A remark about your startup founder / investor example: I think most startup founders meeting with investors absolutely will have concrete answers to questions like “where will your business be in two years’ time?” cached in their heads, because that’s the sort of thing investors are likely to ask about. So I don’t think I agree with “Most founders aren’t going to have committed projections of those specific dates to memory even if they do have a coherent business plan” in this context: I think they likely will have, at least if their coherent business plan is one that supports such projections and the projections are positive-sounding enough to share with a prospective investor.

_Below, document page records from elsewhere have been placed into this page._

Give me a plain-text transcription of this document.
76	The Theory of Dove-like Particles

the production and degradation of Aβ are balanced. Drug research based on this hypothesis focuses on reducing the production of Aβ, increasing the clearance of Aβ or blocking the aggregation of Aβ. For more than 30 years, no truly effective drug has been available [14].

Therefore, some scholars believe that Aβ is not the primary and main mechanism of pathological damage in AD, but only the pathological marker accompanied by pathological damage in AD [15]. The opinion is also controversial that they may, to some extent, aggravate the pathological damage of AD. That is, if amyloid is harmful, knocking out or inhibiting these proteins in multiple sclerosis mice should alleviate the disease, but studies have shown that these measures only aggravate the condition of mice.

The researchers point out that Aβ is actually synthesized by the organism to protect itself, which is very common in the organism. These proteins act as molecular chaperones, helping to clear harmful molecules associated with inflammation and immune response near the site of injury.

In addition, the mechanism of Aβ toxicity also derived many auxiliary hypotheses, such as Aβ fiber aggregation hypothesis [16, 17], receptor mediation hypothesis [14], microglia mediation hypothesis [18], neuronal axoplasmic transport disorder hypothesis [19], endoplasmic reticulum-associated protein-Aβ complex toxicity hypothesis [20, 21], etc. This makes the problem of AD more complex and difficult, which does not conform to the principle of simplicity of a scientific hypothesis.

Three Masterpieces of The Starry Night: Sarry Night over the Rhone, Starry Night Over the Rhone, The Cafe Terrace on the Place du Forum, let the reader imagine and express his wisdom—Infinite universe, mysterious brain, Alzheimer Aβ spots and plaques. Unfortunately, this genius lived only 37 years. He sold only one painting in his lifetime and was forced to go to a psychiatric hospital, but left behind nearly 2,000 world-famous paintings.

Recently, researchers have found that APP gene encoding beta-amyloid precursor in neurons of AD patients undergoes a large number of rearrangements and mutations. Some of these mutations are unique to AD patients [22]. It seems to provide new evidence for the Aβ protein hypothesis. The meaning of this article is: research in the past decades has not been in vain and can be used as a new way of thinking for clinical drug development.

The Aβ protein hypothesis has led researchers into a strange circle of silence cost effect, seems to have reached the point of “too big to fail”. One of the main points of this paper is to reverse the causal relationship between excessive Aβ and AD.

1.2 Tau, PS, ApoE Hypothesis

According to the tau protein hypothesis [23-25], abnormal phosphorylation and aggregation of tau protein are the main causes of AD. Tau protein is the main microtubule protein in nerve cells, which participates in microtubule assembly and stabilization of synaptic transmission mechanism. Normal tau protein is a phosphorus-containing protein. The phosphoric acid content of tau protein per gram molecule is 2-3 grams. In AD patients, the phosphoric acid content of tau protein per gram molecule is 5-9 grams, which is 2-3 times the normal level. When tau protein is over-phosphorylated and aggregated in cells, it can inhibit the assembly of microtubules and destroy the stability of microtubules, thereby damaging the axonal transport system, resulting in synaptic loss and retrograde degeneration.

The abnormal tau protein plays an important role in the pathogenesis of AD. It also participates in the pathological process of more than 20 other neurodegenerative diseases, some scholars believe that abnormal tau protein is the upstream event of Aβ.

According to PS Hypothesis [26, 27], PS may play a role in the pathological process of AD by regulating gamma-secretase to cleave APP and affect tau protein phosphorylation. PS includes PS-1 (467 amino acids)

(I think a well prepared founder will answer the interruption with something along the lines of “That’s slide three, which we’ll get to in a moment. Now, as I was saying, …”.)
Recent Example
Do you consider Evidence-based Medicine generally to be an argument by intellectual ordeal? (BANG energy drinks would be a medical intervention in this case)
I do agree, and I think relation to information and authority are forged in real world, where sometimes, the bottom line is based on might makes right.
Unfortunately kids are often right, but parents have higher agency.
The same goes for teachers.
So is it really that surprising we are a world of adults who aim to have higher agency than the other person?
We have been taught that authority stems mostly from force, not smarts.
By agency I mean you overpower the person, but not cooperate.
A general does not have to be paradoxically smarter than ordinary soldier in order to be a good general.
Someone running a business does not have to be smarter than the guy who does the work for the person running the business.
However we are taught otherwise.
Is the President the intelligence hub of the world? Hardly? Then why bother right?
The other problems are that debates with adversarial people may not be fun or good ethic, but they do supply people with hard to knock out arguments.
Or to quote some guy “Anger does not solve anything, but it does provide good arguments.”
Second line of though would be even more important.
Two people can be both wrong and right at the same time.
Two people can be both wrong.
Two people can be both right.
Sometimes a debate might end like two swordsmen who impale each other.
I also think that many good debates should be done at least twice at different times.
As long as something is that important, the idea of doing the same debate twice gives both parties time to digest information.
We know from psychology that brains integrate and digest information over time periods, where the mind is inactive. This makes the brain able to filter the effect of outside input and thus your mind can sort things without being disturbed. Like in sleep.
However usually that is not goal of debate.